I do cad drafting work, usually with cad files smaller than 2MB. There are two terminals (laptops) that need to access the same files, similar to most office setups.

I currently have a wd mycloud but there seems to be a lag when working with cad files stored on this NAS. Also this NAS is particularly unreliable, and will sometimes deny me access midway through copying files etc.

My question is, what NAS specifications will allow me to work with my files without restricting the speed of my work? What NAS features do I need so it will not be the bottleneck in the network?

Other desirable features are compatibility with bt sync and ability to access previous versions of files.

I look forward to any ideas you might have.

Thanks in advance.
 
It may be that the WD Mycloud is not speedy. Tests posted here will tell.

Make sure your computer has gigabit Ethernet and that all network components from PC to NAS are gigabit ethernet (switches, etc). Make sure your WD Cloud is gigabit Ethernet. Verify LAN connection speed is gigabit.

Best of breed NASes, opinion, are Synology, QNAP, Thecus. Opintion: WD, Seagate, La Cie/HP, and most other mass marketed NASes are to be avoided.
 
I can confirm that all connections are ethernet gigabit connections with appropriate cat6 cables. Router is also a gigabit netgear router. Computers also have gigabit connections.
My main question is what would be the minimum processor and ram requirements to do what I need?
 
Editing large files stored on a NAS isn't ideal. A lot depends on how the application treats the file it is working on, i.e. how much is copied back and forth over the network and how often.

Network file system overhead will always make working on a remote file slower than working on a local file. The only question is whether the throughput hit will be tolerable.

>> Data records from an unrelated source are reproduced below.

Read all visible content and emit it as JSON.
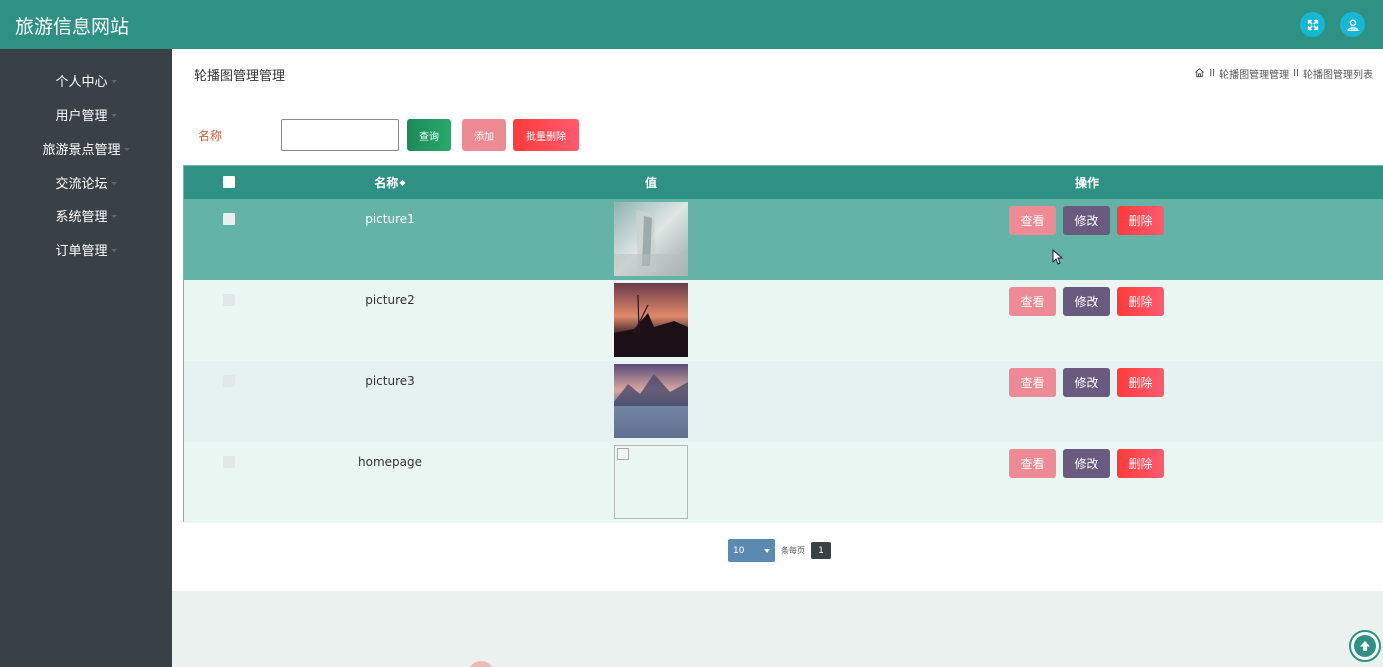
{
  "app": {
    "title": "旅游信息网站"
  },
  "header": {
    "icons": [
      "fullscreen-icon",
      "user-icon"
    ],
    "color": "#2f9183"
  },
  "sidebar": {
    "items": [
      {
        "label": "个人中心"
      },
      {
        "label": "用户管理"
      },
      {
        "label": "旅游景点管理"
      },
      {
        "label": "交流论坛"
      },
      {
        "label": "系统管理"
      },
      {
        "label": "订单管理"
      }
    ]
  },
  "page": {
    "title": "轮播图管理管理",
    "breadcrumb": {
      "separator": "II",
      "item1": "轮播图管理管理",
      "item2": "轮播图管理列表"
    }
  },
  "search": {
    "label": "名称",
    "value": "",
    "query_button": "查询",
    "add_button": "添加",
    "batch_delete_button": "批量删除"
  },
  "table": {
    "headers": {
      "name": "名称",
      "value": "值",
      "actions": "操作"
    },
    "rows": [
      {
        "name": "picture1",
        "image": "photo",
        "selected": true
      },
      {
        "name": "picture2",
        "image": "photo",
        "selected": false
      },
      {
        "name": "picture3",
        "image": "photo",
        "selected": false
      },
      {
        "name": "homepage",
        "image": "broken",
        "selected": false
      }
    ],
    "row_actions": {
      "view": "查看",
      "edit": "修改",
      "delete": "删除"
    }
  },
  "pagination": {
    "page_size": "10",
    "per_page_label": "条每页",
    "current_page": "1"
  },
  "colors": {
    "accent": "#2f9183",
    "sidebar": "#394146",
    "view_button": "#ee8a93",
    "edit_button": "#6a5a80",
    "delete_button": "#ff4a5c"
  }
}
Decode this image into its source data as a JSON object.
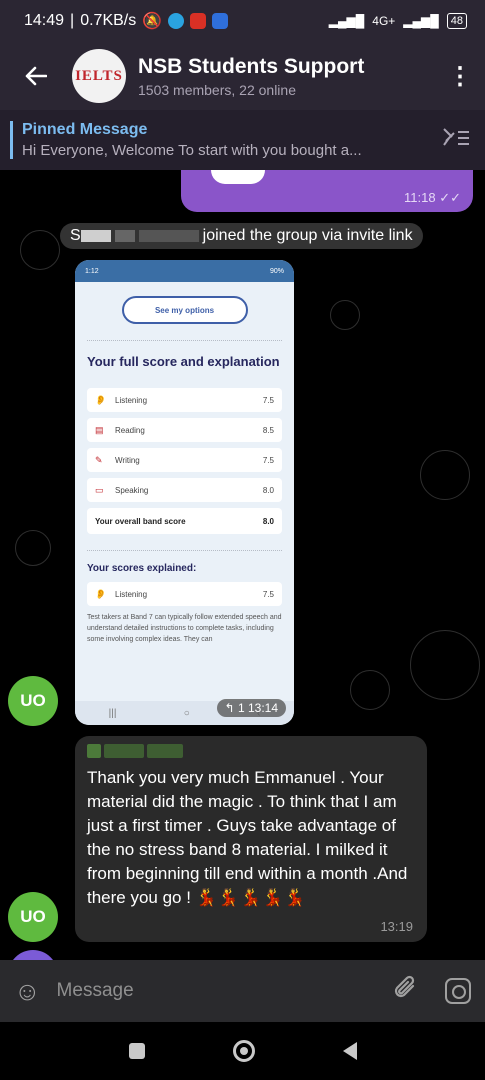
{
  "status_bar": {
    "time": "14:49",
    "speed": "0.7KB/s",
    "network": "4G+",
    "battery": "48"
  },
  "header": {
    "title": "NSB Students Support",
    "subtitle": "1503 members, 22 online",
    "avatar_logo": "IELTS"
  },
  "pinned": {
    "title": "Pinned Message",
    "text": "Hi Everyone,   Welcome   To start with you bought a..."
  },
  "messages": {
    "outgoing_time": "11:18",
    "service_text": "joined the group via invite link",
    "service_prefix": "S",
    "photo_time": "13:14",
    "photo_forward": "1",
    "text_message": "Thank you very much Emmanuel . Your material did the magic . To think that I am just a first timer . Guys take advantage of the no stress band 8 material. I milked it from beginning till end within a month .And there you go !",
    "text_time": "13:19",
    "emoji_tail": "💃💃💃💃💃"
  },
  "avatars": {
    "initials": "UO",
    "color": "#5fba3f"
  },
  "screenshot_content": {
    "status_time": "1:12",
    "battery": "90%",
    "options_button": "See my options",
    "heading": "Your full score and explanation",
    "scores": [
      {
        "skill": "Listening",
        "score": "7.5"
      },
      {
        "skill": "Reading",
        "score": "8.5"
      },
      {
        "skill": "Writing",
        "score": "7.5"
      },
      {
        "skill": "Speaking",
        "score": "8.0"
      }
    ],
    "overall_label": "Your overall band score",
    "overall_score": "8.0",
    "explained_heading": "Your scores explained:",
    "explained_skill": "Listening",
    "explained_score": "7.5",
    "paragraph": "Test takers at Band 7 can typically follow extended speech and understand detailed instructions to complete tasks, including some involving complex ideas. They can"
  },
  "input": {
    "placeholder": "Message"
  },
  "icons": {
    "back": "back-arrow-icon",
    "menu": "more-vertical-icon",
    "unpin": "pin-list-icon",
    "emoji": "emoji-icon",
    "attach": "paperclip-icon",
    "camera": "camera-icon"
  },
  "colors": {
    "accent_blue": "#7cbcf0",
    "outgoing_bubble": "#8a55c9",
    "incoming_bubble": "#2a2a2a",
    "header_bg": "#2b2633"
  }
}
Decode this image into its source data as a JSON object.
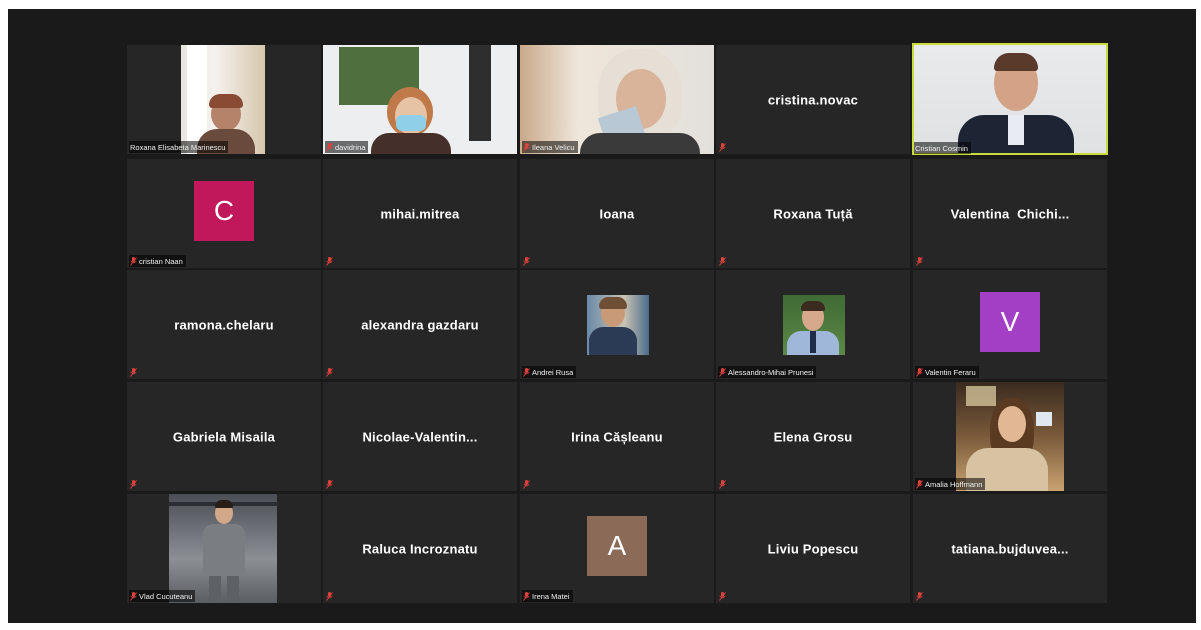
{
  "colors": {
    "background": "#1a1a1a",
    "tile": "#262626",
    "active_speaker_border": "#c8dc3c",
    "muted_mic": "#e0413b"
  },
  "participants": [
    {
      "label": "Roxana Elisabeta Marinescu",
      "video": true
    },
    {
      "label": "davidrina",
      "video": true
    },
    {
      "label": "Ileana Velicu",
      "video": true
    },
    {
      "name": "cristina.novac",
      "video": false
    },
    {
      "label": "Cristian Cosmin",
      "video": true,
      "active_speaker": true
    },
    {
      "label": "cristian Naan",
      "avatar": "C",
      "avatar_color": "#c0185a"
    },
    {
      "name": "mihai.mitrea"
    },
    {
      "name": "Ioana"
    },
    {
      "name": "Roxana Tuță"
    },
    {
      "name": "Valentina  Chichi..."
    },
    {
      "name": "ramona.chelaru"
    },
    {
      "name": "alexandra gazdaru"
    },
    {
      "label": "Andrei Rusa",
      "photo": true
    },
    {
      "label": "Alessandro-Mihai Prunesi",
      "photo": true
    },
    {
      "label": "Valentin Feraru",
      "avatar": "V",
      "avatar_color": "#a23fc4"
    },
    {
      "name": "Gabriela Misaila"
    },
    {
      "name": "Nicolae-Valentin..."
    },
    {
      "name": "Irina Cășleanu"
    },
    {
      "name": "Elena Grosu"
    },
    {
      "label": "Amalia Hoffmann",
      "photo": true
    },
    {
      "label": "Vlad Cucuteanu",
      "photo": true
    },
    {
      "name": "Raluca Incroznatu"
    },
    {
      "label": "Irena Matei",
      "avatar": "A",
      "avatar_color": "#8b6a58"
    },
    {
      "name": "Liviu Popescu"
    },
    {
      "name": "tatiana.bujduvea..."
    }
  ]
}
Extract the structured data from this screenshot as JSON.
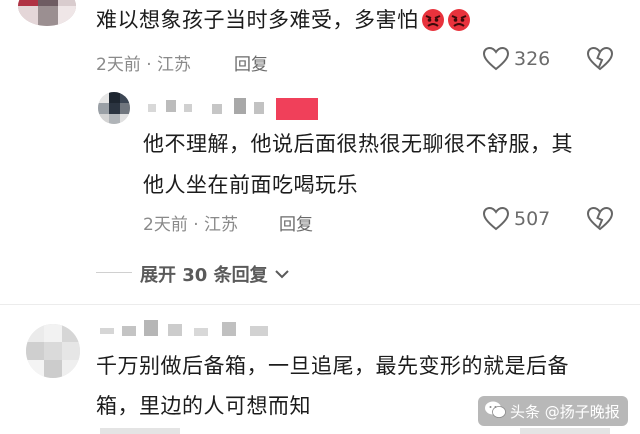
{
  "comments": [
    {
      "text": "难以想象孩子当时多难受，多害怕",
      "emojis": [
        "angry-face-emoji",
        "angry-face-emoji"
      ],
      "meta": "2天前 · 江苏",
      "reply_label": "回复",
      "likes": "326"
    },
    {
      "text_line1": "他不理解，他说后面很热很无聊很不舒服，其",
      "text_line2": "他人坐在前面吃喝玩乐",
      "meta": "2天前 · 江苏",
      "reply_label": "回复",
      "likes": "507"
    },
    {
      "text_line1": "千万别做后备箱，一旦追尾，最先变形的就是后备",
      "text_line2": "箱，里边的人可想而知"
    }
  ],
  "expand_replies": "展开 30 条回复",
  "watermark": "头条 @扬子晚报",
  "colors": {
    "accent_red": "#f0405a",
    "muted": "#8a8a8a"
  }
}
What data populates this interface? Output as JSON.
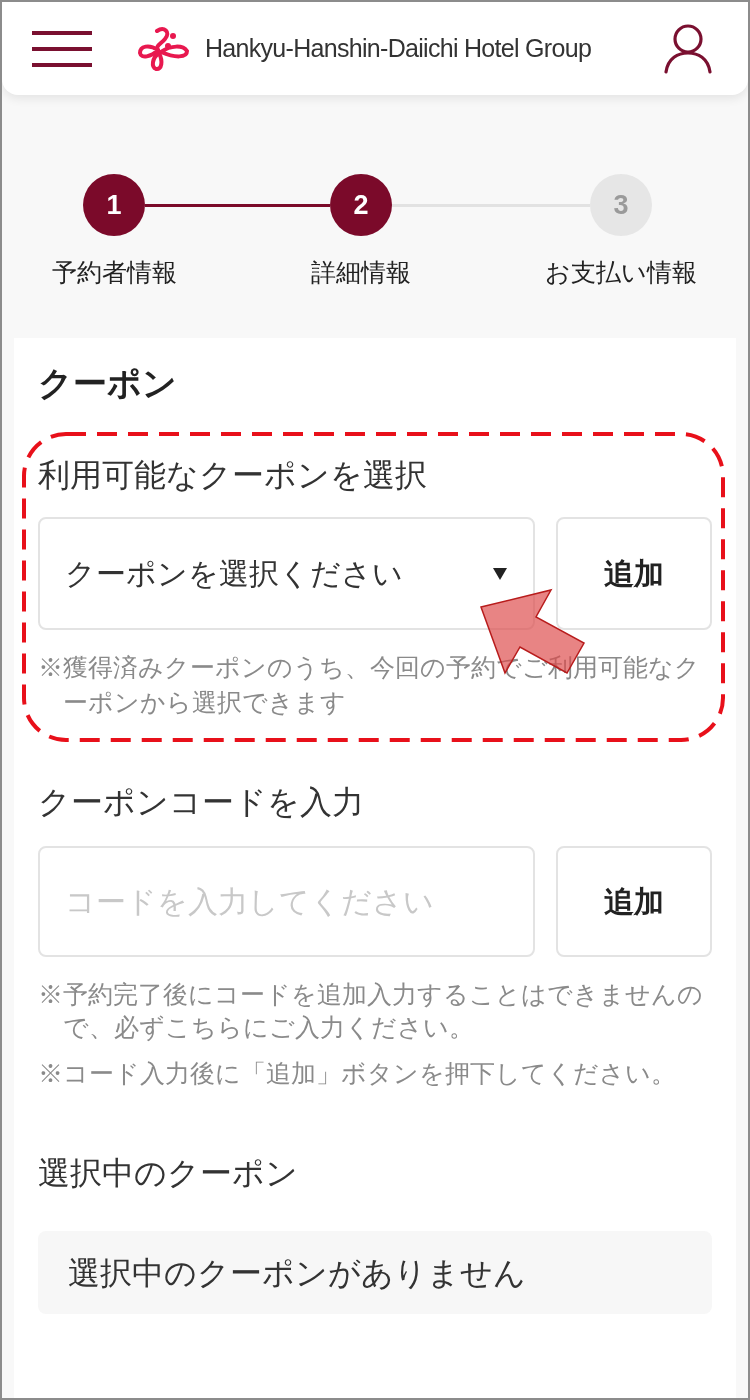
{
  "header": {
    "brand": "Hankyu-Hanshin-Daiichi Hotel Group"
  },
  "steps": [
    {
      "number": "1",
      "label": "予約者情報",
      "reached": true
    },
    {
      "number": "2",
      "label": "詳細情報",
      "reached": true
    },
    {
      "number": "3",
      "label": "お支払い情報",
      "reached": false
    }
  ],
  "coupon": {
    "title": "クーポン",
    "select_section": {
      "label": "利用可能なクーポンを選択",
      "select": {
        "value": "クーポンを選択ください"
      },
      "add_button": "追加",
      "note": "※獲得済みクーポンのうち、今回の予約でご利用可能なクーポンから選択できます"
    },
    "code_section": {
      "label": "クーポンコードを入力",
      "input": {
        "placeholder": "コードを入力してください"
      },
      "add_button": "追加",
      "notes": [
        "※予約完了後にコードを追加入力することはできませんので、必ずこちらにご入力ください。",
        "※コード入力後に「追加」ボタンを押下してください。"
      ]
    },
    "selected_section": {
      "label": "選択中のクーポン",
      "empty_message": "選択中のクーポンがありません"
    }
  }
}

For the best chance at getting this to work, you should be looking at at least Intel Atom-based NASes. The WD MyCloud runs on a Marvell SoC, which is not powerful enough. Our tests show writes around 55 MB/s and reads around 80 MB/s. But that is for large sequential file transfers.
http://www.smallnetbuilder.com/nas/nas-charts/bench/1475-my-cloud-ex2

The good news is that if you get a faster NAS, file copies across the network will be faster, too, in case you decide to copy the file over to work on it locally, then copy it back to the NAS when done.